The trick here is to shift-click the output attenuator before adjusting the compression control, this links them so that as the level increases with more compression, the output is attenuated. It’s not bona fide auto level matching but it’s really useful for dialling in settings. See it demonstrated in this article.
Band Pass Mode In EQIII
Another for Pro Tools users. Pro Tools’ ubiquitous 7 band EQIII plugin is still remarkably useable for such an old plugin and one of the things which makes it so useful is this trick. Instead of using the dial in a peak and sweep it to find your frequency technique, which always makes everything sound rather odd in my opinion, use this.
Hold Control and Shift on a Mac or Start and Shift on a PC and grab the frequency control of a band. This puts the EQ in Band Pass mode which solos that band allowing you to home in on the offending frequency. Keep the same keys down and adjust the Q to tighten or broaden the band. So much better than peering at a spectrum analyser!
De-Essing With Revoice Pro
Like gating de-essing is one of those tasks which should be simple but sometimes gets “less than simple”. For me, when my first call de-esser doesn’t fix it I’ll sometimes go to iZotope RX which does fantastic offline de-essing. Something which has passed me by until recently is the power available in Revoice Pro, not for tuning and timing but as a de-esser.
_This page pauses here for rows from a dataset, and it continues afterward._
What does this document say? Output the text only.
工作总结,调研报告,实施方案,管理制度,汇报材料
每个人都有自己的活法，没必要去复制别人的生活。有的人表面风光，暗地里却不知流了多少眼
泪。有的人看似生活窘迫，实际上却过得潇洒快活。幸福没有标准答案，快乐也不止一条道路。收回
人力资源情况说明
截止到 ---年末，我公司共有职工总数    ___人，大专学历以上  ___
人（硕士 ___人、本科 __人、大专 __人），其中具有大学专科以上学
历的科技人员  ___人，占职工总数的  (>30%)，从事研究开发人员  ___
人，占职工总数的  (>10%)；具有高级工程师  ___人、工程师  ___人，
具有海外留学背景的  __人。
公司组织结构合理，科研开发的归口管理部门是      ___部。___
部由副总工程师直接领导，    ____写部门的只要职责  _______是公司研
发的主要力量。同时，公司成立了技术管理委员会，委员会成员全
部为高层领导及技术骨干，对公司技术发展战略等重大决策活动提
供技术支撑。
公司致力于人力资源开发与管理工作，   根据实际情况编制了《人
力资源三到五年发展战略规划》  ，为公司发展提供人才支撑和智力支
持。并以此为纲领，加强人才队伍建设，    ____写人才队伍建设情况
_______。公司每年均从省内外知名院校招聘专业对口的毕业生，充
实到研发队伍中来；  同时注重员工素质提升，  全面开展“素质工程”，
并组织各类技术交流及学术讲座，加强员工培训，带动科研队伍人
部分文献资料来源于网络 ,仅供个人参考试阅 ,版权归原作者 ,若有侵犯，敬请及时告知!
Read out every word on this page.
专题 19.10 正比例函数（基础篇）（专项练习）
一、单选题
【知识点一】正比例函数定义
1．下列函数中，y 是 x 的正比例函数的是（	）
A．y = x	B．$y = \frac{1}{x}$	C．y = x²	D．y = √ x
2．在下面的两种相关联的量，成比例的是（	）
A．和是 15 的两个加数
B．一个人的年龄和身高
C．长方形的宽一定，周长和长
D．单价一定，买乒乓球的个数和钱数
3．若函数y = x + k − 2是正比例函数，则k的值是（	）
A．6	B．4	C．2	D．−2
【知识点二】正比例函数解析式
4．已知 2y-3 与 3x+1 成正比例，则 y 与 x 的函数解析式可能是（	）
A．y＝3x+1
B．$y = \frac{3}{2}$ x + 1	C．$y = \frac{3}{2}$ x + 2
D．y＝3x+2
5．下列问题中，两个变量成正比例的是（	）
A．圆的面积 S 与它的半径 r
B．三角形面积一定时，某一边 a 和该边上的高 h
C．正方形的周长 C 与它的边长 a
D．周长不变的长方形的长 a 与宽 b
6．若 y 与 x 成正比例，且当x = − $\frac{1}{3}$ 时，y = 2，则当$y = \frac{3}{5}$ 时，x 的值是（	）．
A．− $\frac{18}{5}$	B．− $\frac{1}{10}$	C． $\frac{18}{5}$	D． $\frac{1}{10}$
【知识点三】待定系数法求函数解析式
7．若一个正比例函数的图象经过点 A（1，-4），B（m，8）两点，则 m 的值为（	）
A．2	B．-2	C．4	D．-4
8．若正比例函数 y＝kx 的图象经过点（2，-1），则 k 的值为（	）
Revoice Pro treats “voiceless” aspects of a vocal such as breaths, esses and fricatives differently to the voiced, pitched elements like vowel sounds. Because of this it is easy to manually edit them on the timeline in Revoice Pro in much the same was as we are used to when editing pitch. See Revoice Pro in use as a de-esser in this article.
Some of the tricks and hidden features in plugins are just there for fun. I remember the original version of iZotope’s free Vinyl plugin which allowed you to unscrew the faceplate, causing it to fall off revealing a piece of paper in the guts of the virtual hardware which credited the developers, or practical ones like tweaking the screw heads on Boom! in Pro Tools - if you think of Boom! as being a bit cute and inoffensive, just dial up an 808 and click and drag up on the screws in the UI. It’s nastier than you remember!
Do you have any favourite overlooked, forgotten or just plain hidden features in your plugins you think more people should know about?